The benefits of going green have been well documented, so it is perhaps surprising that so few organisations appear to have taken comprehensive measures to reduce the carbon emissions produced by their IT equipment.
One reason may be that green IT skills remain informal. For the moment, responsibility for ensuring that computer equipment is environmentally-friendly is simply another aspect of procurement and management that falls on the shoulders of IT staff.
Many organisations have also not yet implemented specific green IT policies or carbon emission reduction targets which would merit the appointment of specialist environmental computing staff.
The National Computing Centre (NCC) canvassed a number of its members about their attitudes to green computing during a conference on the subject in October last year. Of those who took part in the survey, only 32 per cent said their organisation had published a corporate environmental strategy, with another 33 per cent saying they were in the planning stage.
“Clearly it is the start of the journey for many organisations – they understand they have to do something, but by and large have not formulated a policy yet,” said NCC group marketing manager Mike Dean. “There is definitely more interest in green IT; not a flood but more than a trickle.”
Ben Cartland is an associate at Acre Resources, a specialist recruitment consultancy focused on the environment, corporate social responsibility, sustainability and climate change sectors, and which supplies personnel to large corporates, consultancies and non-government organisations.
“Our clients tend not to have anybody in-house focused solely on green IT, but they do have people who are broadly environmentally-focused. In many cases, it is outsourced to third-party developers or collaborative organisations,” he says.
Dean, meanwhile, says it is the IT director who tends to take responsibility for green IT, rather than a specialist sustainability director, or somebody outside the IT function. “Organisations trust their own IT guys to come up with environmental directives,” he says.
“I have not come across NCC members who have appointed somebody in the IT department specifically to handle green IT policies, but in large organisations such as HSBC and The Co-operative Group, people are assigned roles that govern how IT can implement corporate green IT policies.”
But Tim Turquand, consultant at business and IT strategy consultancy Morse, says organisations can find it hard to train staff in the requisite skills, especially as there is no standard yet. “The IT guys that tend to have a personal interest in reducing the company carbon emissions are following a general trend in their lives – they tend to be the ones driving carbon-friendly cars and so on,” he says.
Demand for specific green computing skills remains low, but Acre’s Cartland says the consultancy is seeing increased demand for programmers and web developers able to create and integrate carbon calculators into software.

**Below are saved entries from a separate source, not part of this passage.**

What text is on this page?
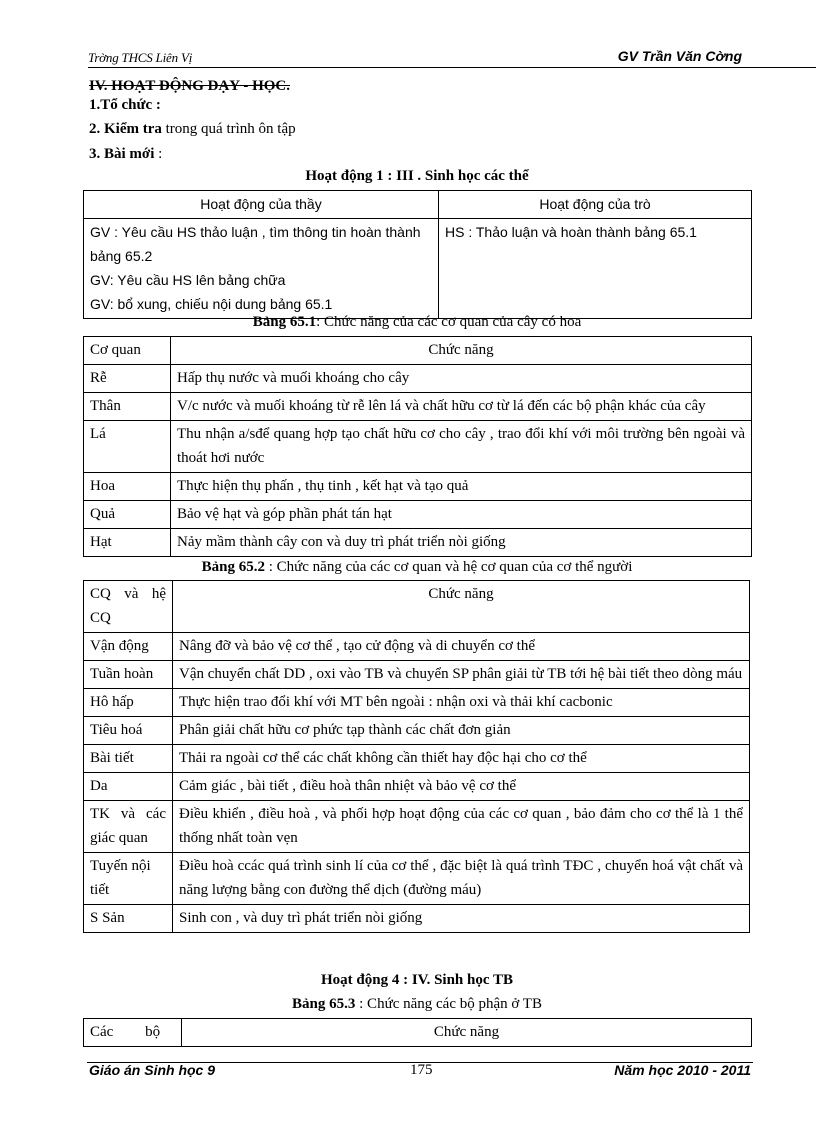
Trờng THCS Liên Vị	GV Trần Văn Cờng
IV. HOẠT ĐỘNG DẠY - HỌC.
1.Tổ chức :
2. Kiểm tra trong quá trình ôn tập
3. Bài mới :
Hoạt động 1 : III . Sinh học các thể
Hoạt động của thầy	Hoạt động của trò

GV : Yêu cầu HS thảo luận , tìm thông tin hoàn thành bảng 65.2
GV: Yêu cầu HS lên bảng chữa
GV: bổ xung, chiếu nội dung bảng 65.1	HS : Thảo luận và hoàn thành bảng 65.1
Bảng 65.1: Chức năng của các cơ quan của cây có hoa
Cơ quan	Chức năng
Rễ	Hấp thụ nước và muối khoáng cho cây
Thân	V/c nước và muối khoáng từ rễ lên lá và chất hữu cơ từ lá đến các bộ phận khác của cây
Lá	Thu nhận a/sđể quang hợp tạo chất hữu cơ cho cây , trao đổi khí với môi trường bên ngoài và thoát hơi nước
Hoa	Thực hiện thụ phấn , thụ tinh , kết hạt và tạo quả
Quả	Bảo vệ hạt và góp phần phát tán hạt
Hạt	Nảy mầm thành cây con và duy trì phát triển nòi giống
Bảng 65.2 : Chức năng của các cơ quan và hệ cơ quan của cơ thể người
CQ và hệ CQ	Chức năng
Vận động	Nâng đỡ và bảo vệ cơ thể , tạo cử động và di chuyển cơ thể
Tuần hoàn	Vận chuyển chất DD , oxi vào TB và chuyển SP phân giải từ TB tới hệ bài tiết theo dòng máu
Hô hấp	Thực hiện trao đổi khí với MT bên ngoài : nhận oxi và thải khí cacbonic
Tiêu hoá	Phân giải chất hữu cơ phức tạp thành các chất đơn giản
Bài tiết	Thải ra ngoài cơ thể các chất không cần thiết hay độc hại cho cơ thể
Da	Cảm giác , bài tiết , điều hoà thân nhiệt và bảo vệ cơ thể
TK và các giác quan	Điều khiển , điều hoà , và phối hợp hoạt động của các cơ quan , bảo đảm cho cơ thể là 1 thể thống nhất toàn vẹn
Tuyến nội tiết	Điều hoà ccác quá trình sinh lí của cơ thể , đặc biệt là quá trình TĐC , chuyển hoá vật chất và năng lượng bằng con đường thể dịch (đường máu)
S Sản	Sinh con , và duy trì phát triển nòi giống
Hoạt động 4 : IV. Sinh học TB
Bảng 65.3 : Chức năng các bộ phận ở TB
Các bộ	Chức năng
Giáo án Sinh học 9	175	Năm học 2010 - 2011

There is also a heightened interest in consultants and sustainability managers who can provide advice across the business, including IT.
“What we see coming to the fore in the past year or so, is opportunities based around new and upcoming companies coming to market with new software that will help organisations track and monitor their carbon emissions. The idea of being able to align company activities all the way down the IT chain and assess the carbon impact is very interesting,” he says.
On the hardware side, Acre has also noticed more environmental focus for manufacturers who want to make sure their equipment is Energy Star-compliant. “In most organisations that manufacture hardware, there will be somebody from an environmental background who is managing and auditing the whole thing, and making sure that management systems are ISO 14001 and ISO 9000 compliant,” says Cartland.
Another reason many organisations are not yet setting targets specifically around green computing stems from being unaware how much money they are wasting by running non energy-efficient equipment, says Turquand. “Most are not aware what the problem is actually costing them – it is difficult to reduce carbon emissions by 20 per cent if you do not know what those emissions are now. The problem is linking the green agenda specifically to green computing,” he says.
NCC research suggests only 12 per cent of IT professionals said they had implemented environmental auditing activities, while 26 per cent say they would consider doing so. The majority of organisations are, therefore, still not taking active steps to evaluate their IT carbon footprint.
Turquand has some practical advice for IT professionals looking to implement green computing practices for the first time.
“Knowing what equipment you have is the first problem, and you would be surprised how many of Morse’s clients are not 100 per cent sure where their assets are located or what they are doing,” he says. “There are often servers in datacentre racks sitting idle from projects which are months gone by, which nobody has powered down or turned off. In some cases, they are buying new equipment when older kit can still be used for the purpose.”
Companies should also identify which items of equipment represent the biggest drain on power, which are about to reach the end of their service life, and which datacentre technologies need to be recycled or redistributed.
Such factors are significant, because the biggest potential barrier to the adoption of green IT practices is a lack of knowledge in the organisation about how to act in an environmentally sensitive manner. Eighteen per cent of IT professionals surveyed by the NCC said they always evaluated the carbon footprint of any new IT systems they purchase, although 44 per cent said they did not consider the environmentally-friendly nature of IT equipment.
“Many do not know the real state of their IT power consumption, which makes it difficult for them to improve it. It is not always the people in IT who see the energy bills, for example, but usually those in facilities management. If you cannot measure it, you cannot manage it,” says Dean.